What Is Non-Duality?
As my teacher and friend Francis Lucille writes:
Advaita is a Sanskrit word that literally means “not two”. Synonyms of Advaita are non-duality (nonduality, non duality). Advaita is not a philosophy or a religion. Non-duality is an experience in which there is no separation between subject and object; a “me” and the rest of the universe; a “me” and God. It is the experience of consciousness, our true nature, which reveals itself as absolute happiness, love and beauty. Consciousness is defined as that, whatever that is, which is aware of these very words right here, right now.
The most well-known of nondual spiritual traditions include Buddhist Zen, Ch’an, Dzogchen and Mahamudra; the Advaita Vedanta of Hinduism; and Taoism. The mystical traditions of Islam (viz.

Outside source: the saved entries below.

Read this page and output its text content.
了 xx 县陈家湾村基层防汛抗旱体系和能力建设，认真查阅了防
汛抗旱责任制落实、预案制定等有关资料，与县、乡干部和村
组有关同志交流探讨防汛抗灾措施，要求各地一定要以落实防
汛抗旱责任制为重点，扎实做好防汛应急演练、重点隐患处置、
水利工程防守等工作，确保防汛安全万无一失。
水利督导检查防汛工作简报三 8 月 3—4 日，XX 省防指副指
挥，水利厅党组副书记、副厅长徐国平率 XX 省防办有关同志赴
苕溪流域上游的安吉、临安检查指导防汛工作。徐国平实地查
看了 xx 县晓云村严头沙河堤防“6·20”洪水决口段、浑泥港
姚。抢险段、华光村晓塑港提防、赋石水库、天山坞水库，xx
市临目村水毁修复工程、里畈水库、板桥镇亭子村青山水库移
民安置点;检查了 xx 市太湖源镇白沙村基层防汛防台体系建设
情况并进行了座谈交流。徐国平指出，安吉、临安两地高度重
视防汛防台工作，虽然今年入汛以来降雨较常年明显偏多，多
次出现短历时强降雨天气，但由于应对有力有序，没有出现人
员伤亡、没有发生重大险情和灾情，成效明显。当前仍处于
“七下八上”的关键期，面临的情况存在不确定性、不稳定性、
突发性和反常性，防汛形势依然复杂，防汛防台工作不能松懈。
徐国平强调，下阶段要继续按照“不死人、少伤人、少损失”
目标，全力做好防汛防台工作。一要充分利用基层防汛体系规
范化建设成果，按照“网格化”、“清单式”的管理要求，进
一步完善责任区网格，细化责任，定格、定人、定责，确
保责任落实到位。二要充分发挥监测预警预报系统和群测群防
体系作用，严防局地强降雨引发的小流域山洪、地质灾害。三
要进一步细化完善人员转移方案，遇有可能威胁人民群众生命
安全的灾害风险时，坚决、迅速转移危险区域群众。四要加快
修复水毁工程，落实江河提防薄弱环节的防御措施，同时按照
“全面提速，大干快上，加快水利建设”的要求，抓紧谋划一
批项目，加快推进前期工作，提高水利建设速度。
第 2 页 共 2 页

Sufism), Judaism (viz. Kabbalah) and Christianity are also expressions of this perennial wisdom.
Using the language specific to Dzogchen, we could say that Teachers of Nonduality abide in the “self-perfected state of all beings” – and transmit this living knowledge directly to those who are interested. Using the language specific to Advaita Vedanta, we could say that the essential understanding and experience is that there is only one Reality — which is Pure Awareness, your True Self.
For a much more detailed introduction to various approaches to nondual inquiry, see Elizabeth’s Review of David Loy’s Nonduality: A Study In Comparative Philosophy. This essay offers distinctions and lines of reasoning that may help to clarify your conceptual understanding.
But remember: The final understanding is wholly non-conceptual and — in its essence — utterly simple!